Tradisi mudik spiritual ini merupakan bagian dari ritual penting yang biasa dilakukan sekitar satu dekade sekali oleh umat kelenteng. Patung Dewi Mak Co akan ditempatkan di kampung halamannya selama lima hari sebelum kembali ke Indonesia pada 19 Mei 2025.
“Tanggal 19 Mei Dewi Mak Co sudah tiba kembali di Tulungagung,” ujar Bendahara Kelenteng Tjoe Tik Kiong, Wibitono.
Sebelum keberangkatan, umat Kelenteng Tjoe Tik Kiong terlebih dahulu melaksanakan ritual sembahyang poa poe untuk meminta petunjuk dan restu dari sang dewi. Wibitono mengungkapkan bahwa ritual ini menjadi penentu apakah Dewi Mak Co berkenan untuk dibawa pulang ke tanah asalnya.
“Jawaban dari sembahyang menentukan, seharusnya tahun 2020 lalu kita mengantar pulang kampung tapi tertunda pelaksanaannya karena Covid-19,” tuturnya.
Perjalanan spiritual ini terakhir kali dilakukan sekitar 12 tahun lalu.
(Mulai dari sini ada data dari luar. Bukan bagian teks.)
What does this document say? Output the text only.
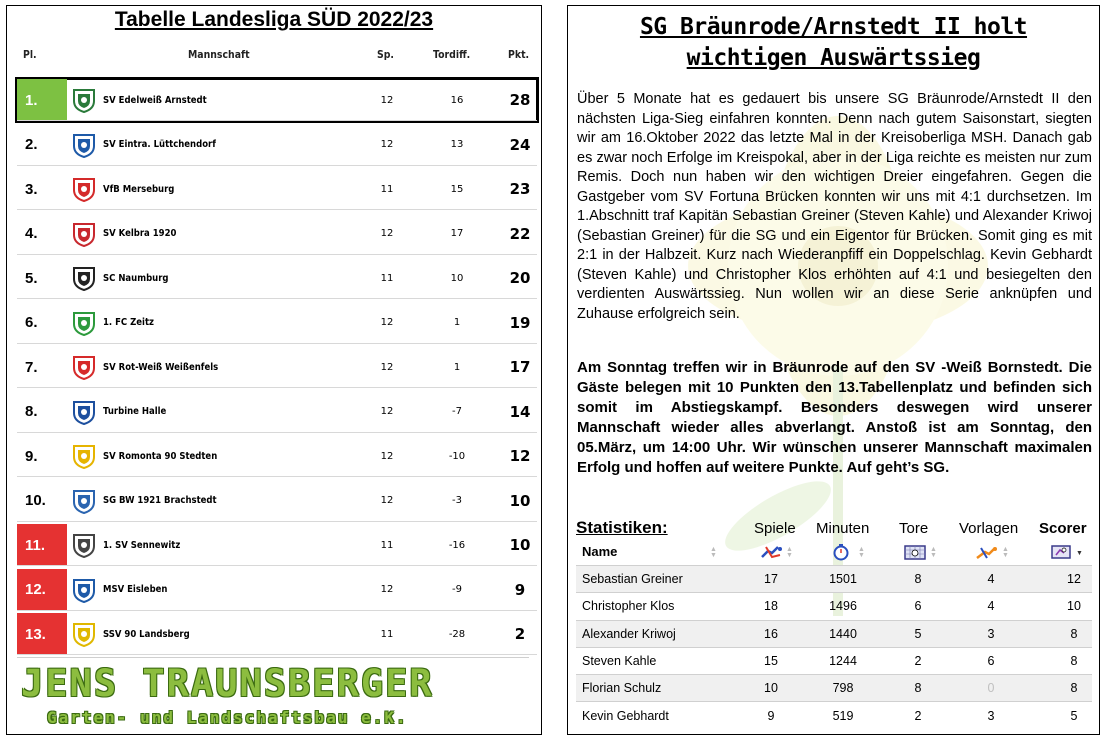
Tabelle Landesliga SÜD 2022/23
Pl.	Mannschaft	Sp.	Tordiff.	Pkt.
1.	SV Edelweiß Arnstedt	12	16	28
2.	SV Eintra. Lüttchendorf	12	13	24
3.	VfB Merseburg	11	15	23
4.	SV Kelbra 1920	12	17	22
5.	SC Naumburg	11	10	20
6.	1. FC Zeitz	12	1	19
7.	SV Rot-Weiß Weißenfels	12	1	17
8.	Turbine Halle	12	-7	14
9.	SV Romonta 90 Stedten	12	-10	12
10.	SG BW 1921 Brachstedt	12	-3	10
11.	1. SV Sennewitz	11	-16	10
12.	MSV Eisleben	12	-9	9
13.	SSV 90 Landsberg	11	-28	2
JENS TRAUNSBERGER
Garten- und Landschaftsbau e.K.
SG Bräunrode/Arnstedt II holt
wichtigen Auswärtssieg
Über 5 Monate hat es gedauert bis unsere SG Bräunrode/Arnstedt II den nächsten Liga-Sieg einfahren konnten. Denn nach gutem Saisonstart, siegten wir am 16.Oktober 2022 das letzte Mal in der Kreisoberliga MSH. Danach gab es zwar noch Erfolge im Kreispokal, aber in der Liga reichte es meisten nur zum Remis. Doch nun haben wir den wichtigen Dreier eingefahren. Gegen die Gastgeber vom SV Fortuna Brücken konnten wir uns mit 4:1 durchsetzen. Im 1.Abschnitt traf Kapitän Sebastian Greiner (Steven Kahle) und Alexander Kriwoj (Sebastian Greiner) für die SG und ein Eigentor für Brücken. Somit ging es mit 2:1 in der Halbzeit. Kurz nach Wiederanpfiff ein Doppelschlag. Kevin Gebhardt (Steven Kahle) und Christopher Klos erhöhten auf 4:1 und besiegelten den verdienten Auswärtssieg. Nun wollen wir an diese Serie anknüpfen und Zuhause erfolgreich sein.
Am Sonntag treffen wir in Bräunrode auf den SV -Weiß Bornstedt. Die Gäste belegen mit 10 Punkten den 13.Tabellenplatz und befinden sich somit im Abstiegskampf. Besonders deswegen wird unserer Mannschaft wieder alles abverlangt. Anstoß ist am Sonntag, den 05.März, um 14:00 Uhr. Wir wünschen unserer Mannschaft maximalen Erfolg und hoffen auf weitere Punkte. Auf geht’s SG.
Statistiken:	Spiele Minuten Tore Vorlagen Scorer
Name	▲
▼
▲
▼
▲
▼
▲
▼
▲
▼	▼
Sebastian Greiner	17	1501	8	4	12
Christopher Klos	18	1496	6	4	10
Alexander Kriwoj	16	1440	5	3	8
Steven Kahle	15	1244	2	6	8
Florian Schulz	10	798	8	0	8
Kevin Gebhardt	9	519	2	3	5
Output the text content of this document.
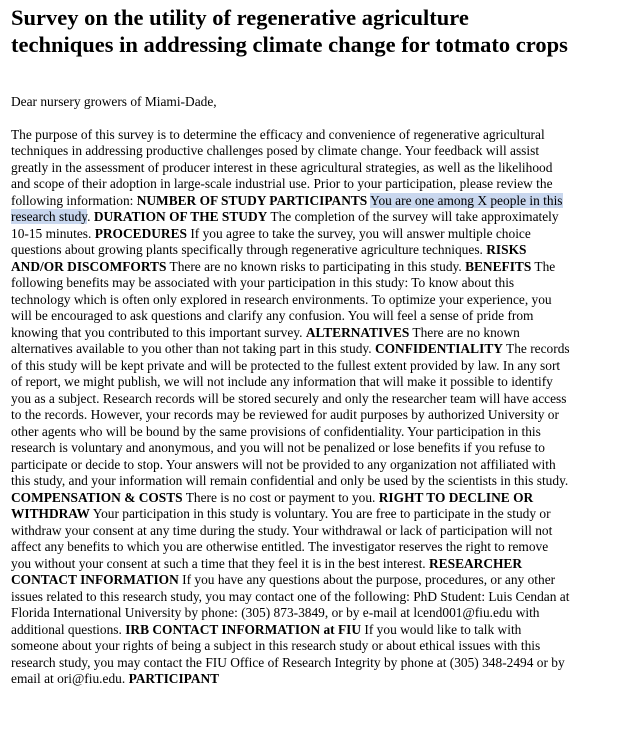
Survey on the utility of regenerative agriculture techniques in addressing climate change for totmato crops
Dear nursery growers of Miami-Dade,
The purpose of this survey is to determine the efficacy and convenience of regenerative agricultural techniques in addressing productive challenges posed by climate change. Your feedback will assist greatly in the assessment of producer interest in these agricultural strategies, as well as the likelihood and scope of their adoption in large-scale industrial use. Prior to your participation, please review the following information: NUMBER OF STUDY PARTICIPANTS You are one among X people in this research study. DURATION OF THE STUDY The completion of the survey will take approximately 10-15 minutes. PROCEDURES If you agree to take the survey, you will answer multiple choice questions about growing plants specifically through regenerative agriculture techniques. RISKS AND/OR DISCOMFORTS There are no known risks to participating in this study. BENEFITS The following benefits may be associated with your participation in this study: To know about this technology which is often only explored in research environments. To optimize your experience, you will be encouraged to ask questions and clarify any confusion. You will feel a sense of pride from knowing that you contributed to this important survey. ALTERNATIVES There are no known alternatives available to you other than not taking part in this study. CONFIDENTIALITY The records of this study will be kept private and will be protected to the fullest extent provided by law. In any sort of report, we might publish, we will not include any information that will make it possible to identify you as a subject. Research records will be stored securely and only the researcher team will have access to the records. However, your records may be reviewed for audit purposes by authorized University or other agents who will be bound by the same provisions of confidentiality. Your participation in this research is voluntary and anonymous, and you will not be penalized or lose benefits if you refuse to participate or decide to stop. Your answers will not be provided to any organization not affiliated with this study, and your information will remain confidential and only be used by the scientists in this study. COMPENSATION & COSTS There is no cost or payment to you. RIGHT TO DECLINE OR WITHDRAW Your participation in this study is voluntary. You are free to participate in the study or withdraw your consent at any time during the study. Your withdrawal or lack of participation will not affect any benefits to which you are otherwise entitled. The investigator reserves the right to remove you without your consent at such a time that they feel it is in the best interest. RESEARCHER CONTACT INFORMATION If you have any questions about the purpose, procedures, or any other issues related to this research study, you may contact one of the following: PhD Student: Luis Cendan at Florida International University by phone: (305) 873-3849, or by e-mail at lcend001@fiu.edu with additional questions. IRB CONTACT INFORMATION at FIU If you would like to talk with someone about your rights of being a subject in this research study or about ethical issues with this research study, you may contact the FIU Office of Research Integrity by phone at (305) 348-2494 or by email at ori@fiu.edu. PARTICIPANT
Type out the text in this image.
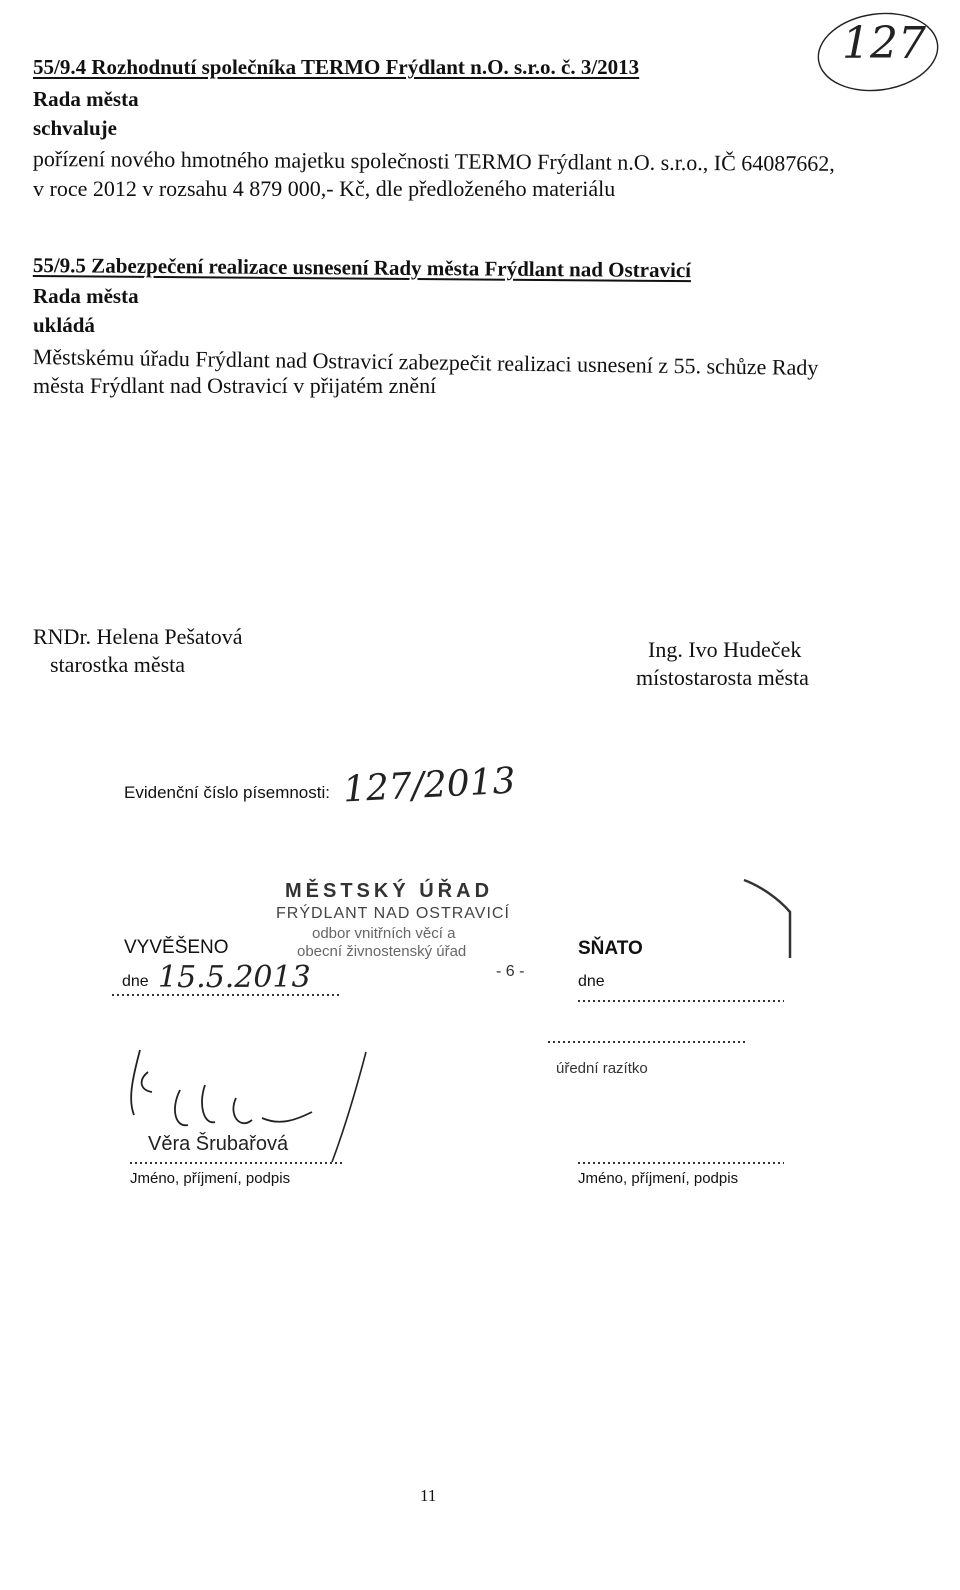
55/9.4 Rozhodnutí společníka TERMO Frýdlant n.O. s.r.o. č. 3/2013
Rada města
schvaluje
pořízení nového hmotného majetku společnosti TERMO Frýdlant n.O. s.r.o., IČ 64087662,
v roce 2012 v rozsahu 4 879 000,- Kč, dle předloženého materiálu
127
55/9.5 Zabezpečení realizace usnesení Rady města Frýdlant nad Ostravicí
Rada města
ukládá
Městskému úřadu Frýdlant nad Ostravicí zabezpečit realizaci usnesení z 55. schůze Rady
města Frýdlant nad Ostravicí v přijatém znění
RNDr. Helena Pešatová
starostka města
Ing. Ivo Hudeček
místostarosta města
Evidenční číslo písemnosti: 127/2013
MĚSTSKÝ ÚŘAD
FRÝDLANT NAD OSTRAVICÍ
odbor vnitřních věcí a
obecní živnostenský úřad
- 6 -
VYVĚŠENO
dne 15.5.2013
SŇATO
dne
úřední razítko
Věra Šrubařová
Jméno, příjmení, podpis	Jméno, příjmení, podpis
11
Meski jarang dilakukan, umat percaya bahwa perjalanan ini membawa berkah tidak hanya untuk umat kelenteng, tetapi juga untuk masyarakat Tulungagung secara umum.
“Khususnya bagi umat kita, umumnya bagi warga Tulungagung bisa diberi kesejahteraan, keselamatan dan keamanan,” pungkas Wibitono. [nm/ian]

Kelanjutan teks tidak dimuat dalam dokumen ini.